Northwestern University News Release


MEDIA CONTACT: Chuck Loebbaka at 847-491-4887 or c-loebbaka@northwestern.edu

November 24, 2003

Students, Grad Receive Rhodes, Marshall Awards

EVANSTON, Ill. --- A Northwestern University senior has been named a Rhodes Scholar this year, while another senior and a recent graduate both have been awarded Marshall Scholarships. The prestigious scholarships, awarded to top American college students and recent graduates, provide funding for two or possibly three years of graduate study in Great Britain.

Cristina Bejan, of Durham, N.C., received a Rhodes Scholarship this weekend. She is majoring in philosophy and theater at Northwestern.
A playwright and actress as well as a student of philosophy, Bejan is a passionate advocate for ethnic and religious tolerance in Romania. She has written five plays, two of which were produced last year while she was a visiting student at St.
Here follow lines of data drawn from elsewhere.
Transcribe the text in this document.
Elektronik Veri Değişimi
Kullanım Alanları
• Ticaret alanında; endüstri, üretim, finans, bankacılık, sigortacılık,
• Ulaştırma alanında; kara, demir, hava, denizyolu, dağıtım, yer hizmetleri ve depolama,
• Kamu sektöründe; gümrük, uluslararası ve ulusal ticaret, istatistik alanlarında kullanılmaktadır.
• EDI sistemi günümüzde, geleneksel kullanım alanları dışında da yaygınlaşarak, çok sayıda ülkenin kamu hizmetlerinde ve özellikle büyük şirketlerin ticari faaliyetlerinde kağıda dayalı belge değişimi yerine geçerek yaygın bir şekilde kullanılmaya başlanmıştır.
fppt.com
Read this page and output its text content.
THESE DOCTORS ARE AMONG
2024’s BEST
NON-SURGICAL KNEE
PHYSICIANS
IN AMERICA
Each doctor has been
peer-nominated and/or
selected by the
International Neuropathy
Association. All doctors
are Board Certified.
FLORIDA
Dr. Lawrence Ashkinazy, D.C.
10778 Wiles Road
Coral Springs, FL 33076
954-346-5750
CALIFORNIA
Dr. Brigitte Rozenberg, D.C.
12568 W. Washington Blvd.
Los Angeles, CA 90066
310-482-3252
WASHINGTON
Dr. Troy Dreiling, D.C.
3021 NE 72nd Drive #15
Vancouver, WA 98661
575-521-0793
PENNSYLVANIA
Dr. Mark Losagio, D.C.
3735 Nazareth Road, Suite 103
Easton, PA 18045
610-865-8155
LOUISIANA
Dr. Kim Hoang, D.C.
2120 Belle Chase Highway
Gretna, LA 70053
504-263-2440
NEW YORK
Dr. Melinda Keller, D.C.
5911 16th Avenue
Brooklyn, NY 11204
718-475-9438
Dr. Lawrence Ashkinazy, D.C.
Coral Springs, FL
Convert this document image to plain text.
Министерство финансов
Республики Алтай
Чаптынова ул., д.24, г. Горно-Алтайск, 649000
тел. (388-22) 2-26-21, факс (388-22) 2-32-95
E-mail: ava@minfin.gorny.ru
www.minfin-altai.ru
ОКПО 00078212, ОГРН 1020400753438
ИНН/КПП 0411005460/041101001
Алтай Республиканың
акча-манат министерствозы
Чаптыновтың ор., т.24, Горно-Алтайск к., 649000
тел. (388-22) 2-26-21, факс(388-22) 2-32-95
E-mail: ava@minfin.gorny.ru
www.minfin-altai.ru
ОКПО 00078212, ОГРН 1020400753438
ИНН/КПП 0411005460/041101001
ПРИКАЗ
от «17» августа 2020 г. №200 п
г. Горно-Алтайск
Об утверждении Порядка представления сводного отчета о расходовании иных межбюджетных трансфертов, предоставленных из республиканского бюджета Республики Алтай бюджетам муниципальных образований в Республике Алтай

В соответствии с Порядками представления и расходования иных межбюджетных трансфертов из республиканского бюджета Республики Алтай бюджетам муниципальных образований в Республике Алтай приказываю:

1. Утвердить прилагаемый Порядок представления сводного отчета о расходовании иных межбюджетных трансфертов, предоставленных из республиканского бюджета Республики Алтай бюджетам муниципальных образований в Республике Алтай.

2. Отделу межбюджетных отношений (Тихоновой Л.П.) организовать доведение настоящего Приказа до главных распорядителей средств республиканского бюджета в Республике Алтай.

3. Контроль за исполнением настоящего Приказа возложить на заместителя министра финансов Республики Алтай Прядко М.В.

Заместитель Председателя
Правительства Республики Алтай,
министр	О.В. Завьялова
Anne’s College of Oxford University. At Oxford, she plans to continue her studies in philosophy.

Bejan is writing her honors thesis on the applicability of Kant’s moral theory of autonomy to newly free societies, particularly Romania. She has spent significant time in Eastern Europe and interned for Freedom House Bucharest in the summer of 2002.

In addition to her studies and playwriting, Bejan also plays ice hockey and is an avid basketball fan.

Tracy Carson, a Northwestern senior majoring in history and legal studies, received a Marshall Scholarship. Carson also recently received the Student Laureate Award for 2003 from the Lincoln Academy of Illinois.

A native of Chicago, Carson has been a member of Northwestern’s national-championship debate team for three years. She was the first African-American woman to win a major national debate tournament. She has organized debate tournaments for high schools in Chicago.

Carson also is a campus leader at Northwestern. She is president of For Members Only, the Northwestern Black Student Alliance, and serves on numerous campus committees. She also is the assistant program director for Reading Rays of Light, a weekly tutoring program for youth on the south side of Chicago.

Carson plans to study for a Mlitt (Master’s of Letters) in history at the University of Oxford, studying South Africa’s anti-apartheid movement. She plans a career in civil rights law. Her research at Oxford will enable her to understand how non-violent movements uniquely affect impoverished communities.

Another Marshall Scholarship was awarded to Kate Elswit. Originally from New York City, Elswit graduated summa cum laude from Northwestern in 2002 with a double major in dance and comparative literature. (Marshall Scholarships are awarded to recent graduates, as well as current students.) As an undergraduate, she received a research grant to create and perform a one-woman show based on the life and work of Austrian artist Egon Schiele.

Elswit currently performs as a member of Hedwig Dances, a Chicago dance company. She also teaches dance, with students ranging from children with behavior disorders to bond traders and African refugee women’s groups.

Elswit has been accepted in European Dance Theatre Practice at Laban in London. She will study semiotics, such as Laban movement analysis, alongside choreographic practice. She intends to choreograph narrative works that reinvent modern dance as a more widely accessible art form without compromising content.

The Rhodes Scholarship awarded to Bejan is the first received by a Northwestern student since 1994. Those scholarships, the oldest of the international study awards available to American students, were created in 1902 by the will of Cecil Rhodes, a British philanthropist and colonial pioneer.

A total of 963 students nominated by 366 colleges and universities applied for one of the 32 awards this year. All Rhodes Scholars study at Oxford University.

The Marshall Scholarships finance young Americans of high ability to study for a degree in the United Kingdom. Up to forty Scholars are selected each year to study either at graduate or occasionally undergraduate level at an UK institution in any field of study. The scholarships were created by the British government in 1953 and commemorate the humane ideals of the European Recovery Program, known as the Marshall Plan.

In recent years, Northwestern students have been very successful in competing for the Marshall Scholarships. In the past six years, nine Northwestern students or recent graduates have been awarded Marshall Scholarships.

Approximately 1,000 students applied for the 40 Marshall Scholarships this year.

“We’re absolutely thrilled to have a Rhodes Scholar this year, and we’re also very pleased to continue to be well-represented among the distinguished ranks of Marshall Scholars,” said Sara Vaux, director of Northwestern’s office of fellowships. “These three young women are all remarkable individuals, and the University is extremely proud of them.”